Reports from journalists and the Government Accountability Office last month about problems with the data on Recovery.gov cast doubt on the site’s claim that more than 640,000 jobs had been created or saved by the Obama administration’s American Recovery and Reinvestment Act. Meanwhile Obama upped the ante, putting the figure at more than 1 million. On Nov. 12, for example, in announcing this month’s jobs summit, he said that the stimulus had “created and saved more than a million jobs.”
Now some good news for the White House: According to the Congressional Budget Office, the actual number may be more than twice what Recovery.gov says, and as much as 50 percent more than what Obama has been saying. The nonpartisan agency found that:
CBO, Nov. 30: [I]n the third quarter of calendar year 2009, an additional 600,000 to 1.6 million people were employed in the United States, and real (inflation-adjusted) gross domestic product was 1.2 percent to 3.2 percent higher, than would have been the case in the absence of ARRA.

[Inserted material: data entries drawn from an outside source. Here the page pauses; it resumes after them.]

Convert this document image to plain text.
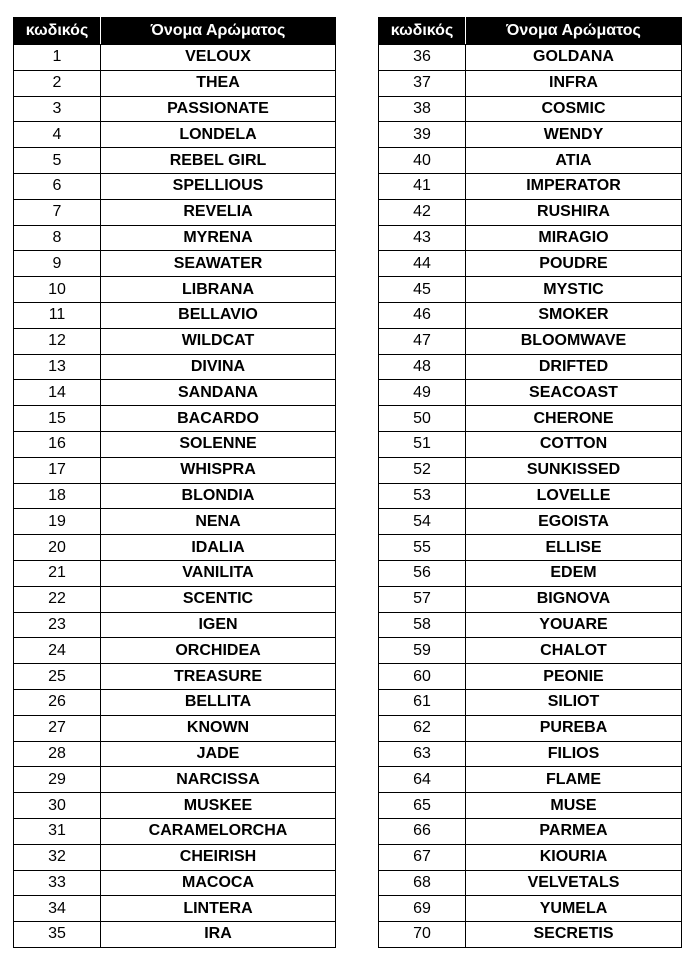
κωδικός	Όνομα Αρώματος
1	VELOUX
2	THEA
3	PASSIONATE
4	LONDELA
5	REBEL GIRL
6	SPELLIOUS
7	REVELIA
8	MYRENA
9	SEAWATER
10	LIBRANA
11	BELLAVIO
12	WILDCAT
13	DIVINA
14	SANDANA
15	BACARDO
16	SOLENNE
17	WHISPRA
18	BLONDIA
19	NENA
20	IDALIA
21	VANILITA
22	SCENTIC
23	IGEN
24	ORCHIDEA
25	TREASURE
26	BELLITA
27	KNOWN
28	JADE
29	NARCISSA
30	MUSKEE
31	CARAMELORCHA
32	CHEIRISH
33	MACOCA
34	LINTERA
35	IRA
κωδικός	Όνομα Αρώματος
36	GOLDANA
37	INFRA
38	COSMIC
39	WENDY
40	ATIA
41	IMPERATOR
42	RUSHIRA
43	MIRAGIO
44	POUDRE
45	MYSTIC
46	SMOKER
47	BLOOMWAVE
48	DRIFTED
49	SEACOAST
50	CHERONE
51	COTTON
52	SUNKISSED
53	LOVELLE
54	EGOISTA
55	ELLISE
56	EDEM
57	BIGNOVA
58	YOUARE
59	CHALOT
60	PEONIE
61	SILIOT
62	PUREBA
63	FILIOS
64	FLAME
65	MUSE
66	PARMEA
67	KIOURIA
68	VELVETALS
69	YUMELA
70	SECRETIS
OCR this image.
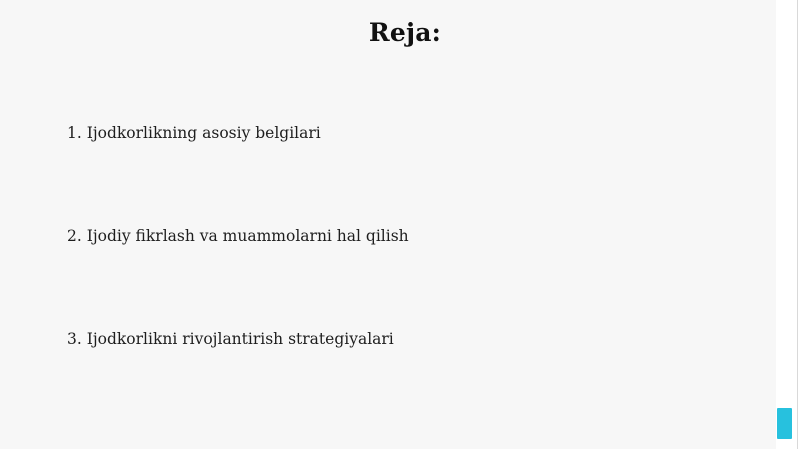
Reja:
1. Ijodkorlikning asosiy belgilari
2. Ijodiy fikrlash va muammolarni hal qilish
3. Ijodkorlikni rivojlantirish strategiyalari
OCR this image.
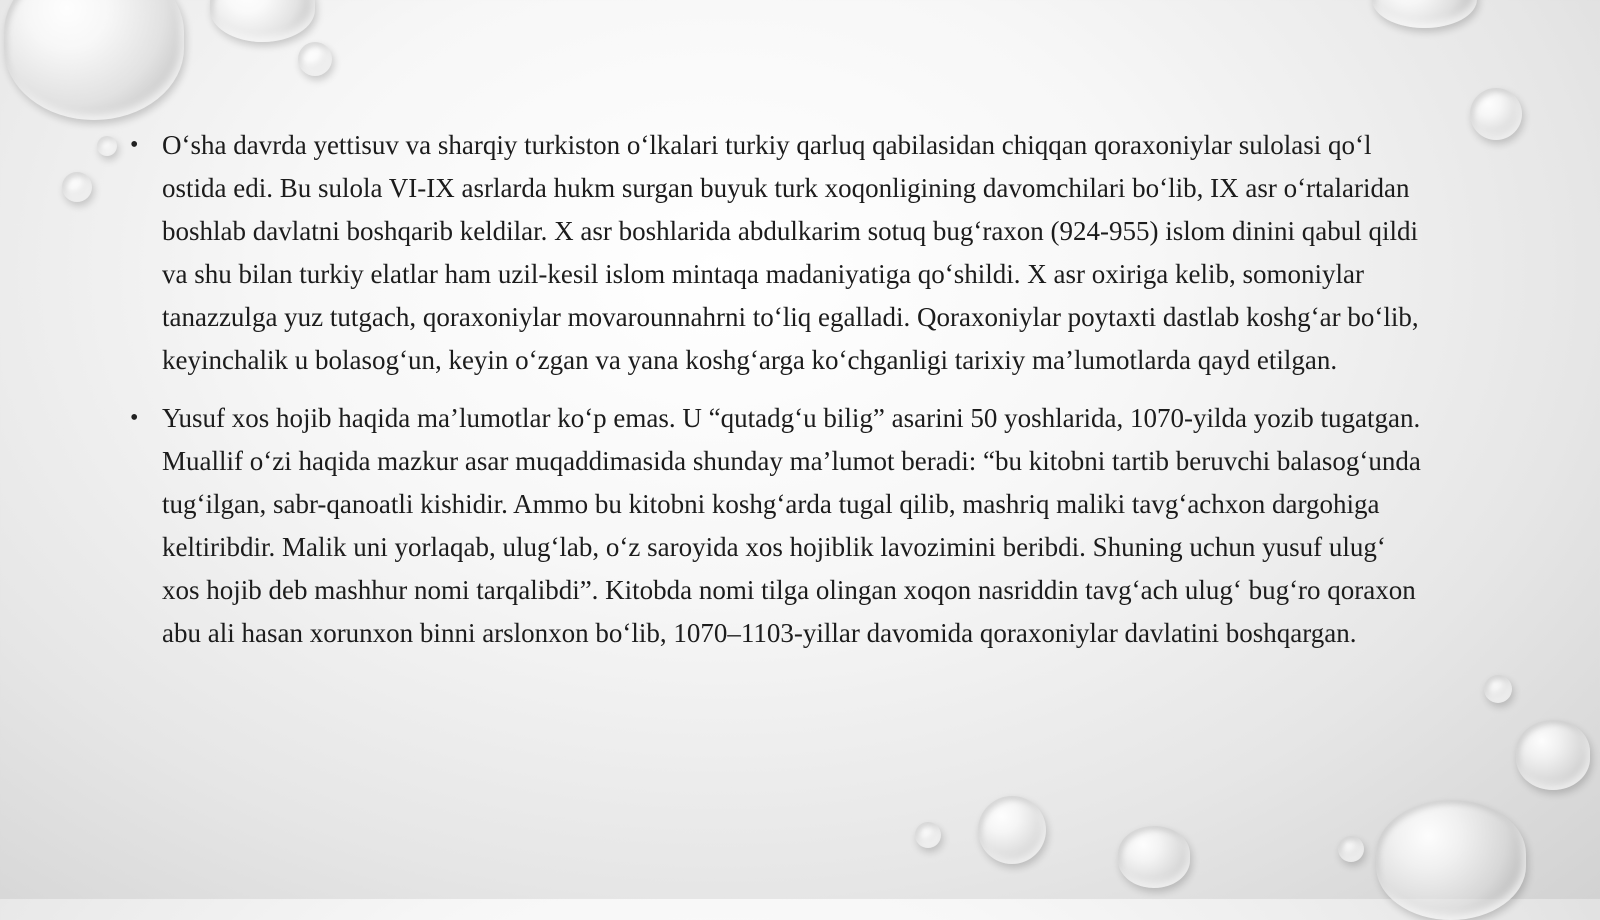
• O‘sha davrda yettisuv va sharqiy turkiston o‘lkalari turkiy qarluq qabilasidan chiqqan qoraxoniylar sulolasi qo‘l ostida edi. Bu sulola VI-IX asrlarda hukm surgan buyuk turk xoqonligining davomchilari bo‘lib, IX asr o‘rtalaridan boshlab davlatni boshqarib keldilar. X asr boshlarida abdulkarim sotuq bug‘raxon (924-955) islom dinini qabul qildi va shu bilan turkiy elatlar ham uzil-kesil islom mintaqa madaniyatiga qo‘shildi. X asr oxiriga kelib, somoniylar tanazzulga yuz tutgach, qoraxoniylar movarounnahrni to‘liq egalladi. Qoraxoniylar poytaxti dastlab koshg‘ar bo‘lib, keyinchalik u bolasog‘un, keyin o‘zgan va yana koshg‘arga ko‘chganligi tarixiy ma’lumotlarda qayd etilgan.
• Yusuf xos hojib haqida ma’lumotlar ko‘p emas. U “qutadg‘u bilig” asarini 50 yoshlarida, 1070-yilda yozib tugatgan. Muallif o‘zi haqida mazkur asar muqaddimasida shunday ma’lumot beradi: “bu kitobni tartib beruvchi balasog‘unda tug‘ilgan, sabr-qanoatli kishidir. Ammo bu kitobni koshg‘arda tugal qilib, mashriq maliki tavg‘achxon dargohiga keltiribdir. Malik uni yorlaqab, ulug‘lab, o‘z saroyida xos hojiblik lavozimini beribdi. Shuning uchun yusuf ulug‘ xos hojib deb mashhur nomi tarqalibdi”. Kitobda nomi tilga olingan xoqon nasriddin tavg‘ach ulug‘ bug‘ro qoraxon abu ali hasan xorunxon binni arslonxon bo‘lib, 1070–1103-yillar davomida qoraxoniylar davlatini boshqargan.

That’s a pretty broad spread, but CBO says the range includes the views of most economists and reflects the inherent uncertainty of such estimates. The agency, unlike Recovery.gov, didn’t depend just on reports filed by recipients of stimulus funds to make its calculations, because the reports don’t provide a complete picture of the law’s impact on jobs. For one thing, the reports measure only jobs created or saved by employers who receive stimulus money directly or their immediate subcontractors, but not lower-level contractors. In addition, the fact that grant recipients and their workers have money in their pockets means they’ll spend some of it on products and services, creating more jobs. And the reports, CBO notes, only cover some of ARRA’s spending; the effects of tax cuts, transfers to individuals (such as unemployment payments) and other elements of the stimulus package aren’t measured on Recovery.gov.
Instead, CBO, taking the money spent so far and estimates of the stimulus act’s impact on spending and revenue, arrived at its figures using evidence of how earlier policies have affected the economy as well as various economic models. The agency’s numbers were remarkably consistent with its estimates from March 2009, when it projected that 600,000 to 1.5 million jobs would be created or saved and real GDP would be 1.1 percent to 3.0 percent higher than it would have been without the stimulus.
CBO also estimated that about $190 billion of ARRA’s authorized $787 billion had been spent by the end of September, about $100 billion of it in direct outlays and $90 billion in tax cuts. That leaves nearly $600 billion to go.